これも違う、あれも違うと頭で考えるたびにどんどん景色が変わっていく。その間にもAIはユーザのシナプスの具合をチェックしており、一番活性化する要素を分析しながら景色を変えているのだ。
「......これだな。」
さて、あとはアレが悪さしなければ......
『時間になりました、会議システムを起動します。』

「それでは本日の会議を始めていきます。まずは今回のクライアントですが...」
進行役が会議を進めていく。が、出席者は皆あんまり顔色が良くない。
「なぁ、なんだか今日の会議、空気重くない?」
同僚がDMを送ってくる。
「なんだ、今日の夢予報見てなかったのか。雨のち曇りだってさ。」
「あぁ......どうりでね......」

インタラプトタイプは脳神経を通る微弱な電流に文字通り"介入"し、コンタクトレンズやイヤホンなしに視覚や聴覚をハックする仕組みだ。とはいえもちろん、その出力量は物理的に制限がかけられていて、間違えても神経を焼き切るなんてことはない。しかし、それとは別の障害が現れることになった。電波の影響を受けることになったのだ。

私たち人間の脳は頭蓋骨や皮膚に守られていて外側からの電波や電流、といったものの影響を受けることはない。しかし、このインタラプトタイプのデバイスを頭につけることで......アンテナの役割を果たすようになってしまった。とはいえこれが直接的に健康に被害を及ぼすことはない。間違っても体が勝手に動き出すことや視界や聴覚が勝手にハックされるなんてこともない。だが、微弱なノイズが人々の思考に影響を及ぼすようになってしまった。ノイズの原因は様々だ。強い電波や強い電流を扱う装置、磁場の乱れが影響するとの報告もある。これを完全に防ぐ方法はなかった。今でも研究は進んでいるが、影響を軽くするので精一杯だった。そこで、代わりに「夢予報」というサービスが登場した。
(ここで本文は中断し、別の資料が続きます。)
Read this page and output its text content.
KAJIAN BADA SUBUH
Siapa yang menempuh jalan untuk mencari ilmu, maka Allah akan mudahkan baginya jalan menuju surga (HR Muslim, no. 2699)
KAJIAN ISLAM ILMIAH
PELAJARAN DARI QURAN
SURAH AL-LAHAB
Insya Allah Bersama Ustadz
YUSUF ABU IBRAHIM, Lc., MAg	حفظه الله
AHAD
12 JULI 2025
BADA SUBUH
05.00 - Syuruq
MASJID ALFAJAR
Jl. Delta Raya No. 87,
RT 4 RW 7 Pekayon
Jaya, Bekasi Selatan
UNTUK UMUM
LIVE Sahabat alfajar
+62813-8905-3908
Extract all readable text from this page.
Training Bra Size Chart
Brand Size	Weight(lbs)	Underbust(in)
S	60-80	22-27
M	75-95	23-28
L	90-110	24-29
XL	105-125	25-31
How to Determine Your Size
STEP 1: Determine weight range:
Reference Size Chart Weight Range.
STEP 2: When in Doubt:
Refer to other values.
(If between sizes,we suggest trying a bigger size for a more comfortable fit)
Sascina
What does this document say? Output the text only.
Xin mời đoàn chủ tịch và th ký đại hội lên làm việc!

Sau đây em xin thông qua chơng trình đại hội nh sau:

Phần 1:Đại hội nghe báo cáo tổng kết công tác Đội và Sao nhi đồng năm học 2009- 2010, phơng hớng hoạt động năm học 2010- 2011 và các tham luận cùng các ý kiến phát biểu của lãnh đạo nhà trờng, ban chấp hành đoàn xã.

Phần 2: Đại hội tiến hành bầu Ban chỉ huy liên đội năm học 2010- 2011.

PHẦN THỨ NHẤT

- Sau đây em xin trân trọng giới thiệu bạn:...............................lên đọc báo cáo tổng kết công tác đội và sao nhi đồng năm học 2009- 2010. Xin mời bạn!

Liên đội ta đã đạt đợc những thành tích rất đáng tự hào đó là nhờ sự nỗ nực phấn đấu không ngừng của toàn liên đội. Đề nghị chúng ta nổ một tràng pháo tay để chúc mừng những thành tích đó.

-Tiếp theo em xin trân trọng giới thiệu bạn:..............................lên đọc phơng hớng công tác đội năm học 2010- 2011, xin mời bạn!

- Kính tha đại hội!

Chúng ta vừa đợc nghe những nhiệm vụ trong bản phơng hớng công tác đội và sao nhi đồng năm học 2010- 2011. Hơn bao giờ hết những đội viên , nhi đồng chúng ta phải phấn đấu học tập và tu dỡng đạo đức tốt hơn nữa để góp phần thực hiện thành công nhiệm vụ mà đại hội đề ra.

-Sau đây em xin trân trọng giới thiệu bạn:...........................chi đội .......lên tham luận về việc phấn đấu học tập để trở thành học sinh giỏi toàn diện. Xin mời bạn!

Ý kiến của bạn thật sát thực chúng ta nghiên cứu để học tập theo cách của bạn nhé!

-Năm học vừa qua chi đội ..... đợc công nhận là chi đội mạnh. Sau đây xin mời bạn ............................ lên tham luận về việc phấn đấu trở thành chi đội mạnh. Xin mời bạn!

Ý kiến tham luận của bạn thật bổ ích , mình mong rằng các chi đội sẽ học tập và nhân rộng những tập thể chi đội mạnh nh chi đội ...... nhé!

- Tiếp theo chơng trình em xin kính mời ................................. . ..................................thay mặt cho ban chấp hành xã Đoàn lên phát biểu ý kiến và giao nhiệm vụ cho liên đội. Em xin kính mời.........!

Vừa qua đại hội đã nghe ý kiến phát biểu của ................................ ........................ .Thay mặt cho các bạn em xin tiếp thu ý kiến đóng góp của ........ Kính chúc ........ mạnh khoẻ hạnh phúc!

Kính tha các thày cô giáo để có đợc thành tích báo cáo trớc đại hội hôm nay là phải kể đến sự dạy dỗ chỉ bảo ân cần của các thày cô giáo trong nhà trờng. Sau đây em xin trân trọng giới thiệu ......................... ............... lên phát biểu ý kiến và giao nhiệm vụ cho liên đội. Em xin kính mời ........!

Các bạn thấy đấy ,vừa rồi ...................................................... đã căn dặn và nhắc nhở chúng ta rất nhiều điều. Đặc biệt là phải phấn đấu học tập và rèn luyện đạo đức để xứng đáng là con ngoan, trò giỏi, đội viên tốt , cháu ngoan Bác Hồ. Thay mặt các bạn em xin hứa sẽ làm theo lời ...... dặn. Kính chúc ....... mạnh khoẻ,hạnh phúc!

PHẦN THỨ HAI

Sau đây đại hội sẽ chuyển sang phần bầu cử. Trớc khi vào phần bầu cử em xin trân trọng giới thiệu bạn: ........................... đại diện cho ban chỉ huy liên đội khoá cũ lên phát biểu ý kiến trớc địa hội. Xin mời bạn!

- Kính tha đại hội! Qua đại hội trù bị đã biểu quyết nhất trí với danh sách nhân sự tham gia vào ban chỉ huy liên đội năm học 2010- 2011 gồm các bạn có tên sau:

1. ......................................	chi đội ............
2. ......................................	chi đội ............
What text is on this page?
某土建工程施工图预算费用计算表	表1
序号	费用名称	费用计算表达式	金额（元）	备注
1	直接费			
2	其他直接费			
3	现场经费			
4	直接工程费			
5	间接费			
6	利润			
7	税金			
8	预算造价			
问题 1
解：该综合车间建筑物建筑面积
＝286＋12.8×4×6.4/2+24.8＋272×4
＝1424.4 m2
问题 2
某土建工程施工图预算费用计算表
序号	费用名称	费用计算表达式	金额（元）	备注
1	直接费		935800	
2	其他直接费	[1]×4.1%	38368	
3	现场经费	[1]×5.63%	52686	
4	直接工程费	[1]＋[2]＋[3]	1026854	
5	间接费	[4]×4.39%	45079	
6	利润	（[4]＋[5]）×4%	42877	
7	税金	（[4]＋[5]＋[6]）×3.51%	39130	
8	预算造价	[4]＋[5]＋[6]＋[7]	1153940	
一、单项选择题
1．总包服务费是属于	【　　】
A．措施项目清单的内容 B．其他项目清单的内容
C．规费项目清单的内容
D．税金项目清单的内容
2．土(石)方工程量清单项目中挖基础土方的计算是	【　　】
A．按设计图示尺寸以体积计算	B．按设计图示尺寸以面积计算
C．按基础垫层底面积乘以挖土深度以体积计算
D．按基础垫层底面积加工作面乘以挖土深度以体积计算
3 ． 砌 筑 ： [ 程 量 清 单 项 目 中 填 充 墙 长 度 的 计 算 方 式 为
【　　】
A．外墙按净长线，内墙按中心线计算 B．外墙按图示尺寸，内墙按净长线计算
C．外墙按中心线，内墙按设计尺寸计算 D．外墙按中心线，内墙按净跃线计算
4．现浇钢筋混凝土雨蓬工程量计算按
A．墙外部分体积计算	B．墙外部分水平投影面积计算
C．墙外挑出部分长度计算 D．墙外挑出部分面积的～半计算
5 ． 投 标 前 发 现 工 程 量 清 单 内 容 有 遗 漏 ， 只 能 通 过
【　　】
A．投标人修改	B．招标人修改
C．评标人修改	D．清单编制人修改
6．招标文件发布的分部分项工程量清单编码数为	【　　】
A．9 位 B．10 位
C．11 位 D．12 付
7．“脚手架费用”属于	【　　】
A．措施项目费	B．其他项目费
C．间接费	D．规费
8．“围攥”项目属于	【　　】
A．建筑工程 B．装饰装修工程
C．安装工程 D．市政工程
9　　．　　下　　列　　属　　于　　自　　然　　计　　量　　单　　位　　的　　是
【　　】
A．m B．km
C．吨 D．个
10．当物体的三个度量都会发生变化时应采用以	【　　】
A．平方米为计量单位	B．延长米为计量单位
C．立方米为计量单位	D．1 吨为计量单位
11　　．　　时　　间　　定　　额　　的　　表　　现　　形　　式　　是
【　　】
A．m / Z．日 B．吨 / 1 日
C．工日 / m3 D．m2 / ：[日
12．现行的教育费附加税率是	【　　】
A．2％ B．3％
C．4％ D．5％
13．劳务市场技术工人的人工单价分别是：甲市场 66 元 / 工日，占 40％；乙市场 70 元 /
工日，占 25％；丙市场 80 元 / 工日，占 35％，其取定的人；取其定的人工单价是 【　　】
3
ノイズはどれも物理的な要因で、だからこそ追跡は容易だった。各ユーザのデバイスの情報を収集・解析することで、まるで天気予報のように悪影響のあるノイズの状況を追跡・予想することができるのだ。元々このデバイス自体がクラウドサービス上に成り立っているものだったので、とても早い時期に実装され、人々に馴染んでいった。『夢』というのは紛れもなく一番影響を受けやすいのが就寝時、夢を見ている時だからだ。そしてどれだけ影響を受けるのか......の指標には、これまた馴染みの深い天気の名前と同じものが使われた。そして今日の夢予報は『雨のち曇り』......想像通り、悪い状態を指している。

「まるで今日の会議の"心模様"みたいだ、なんてな。」
「......なんだかいつものお前らしくないな。」
今日の会議も一悶着ありそうだ。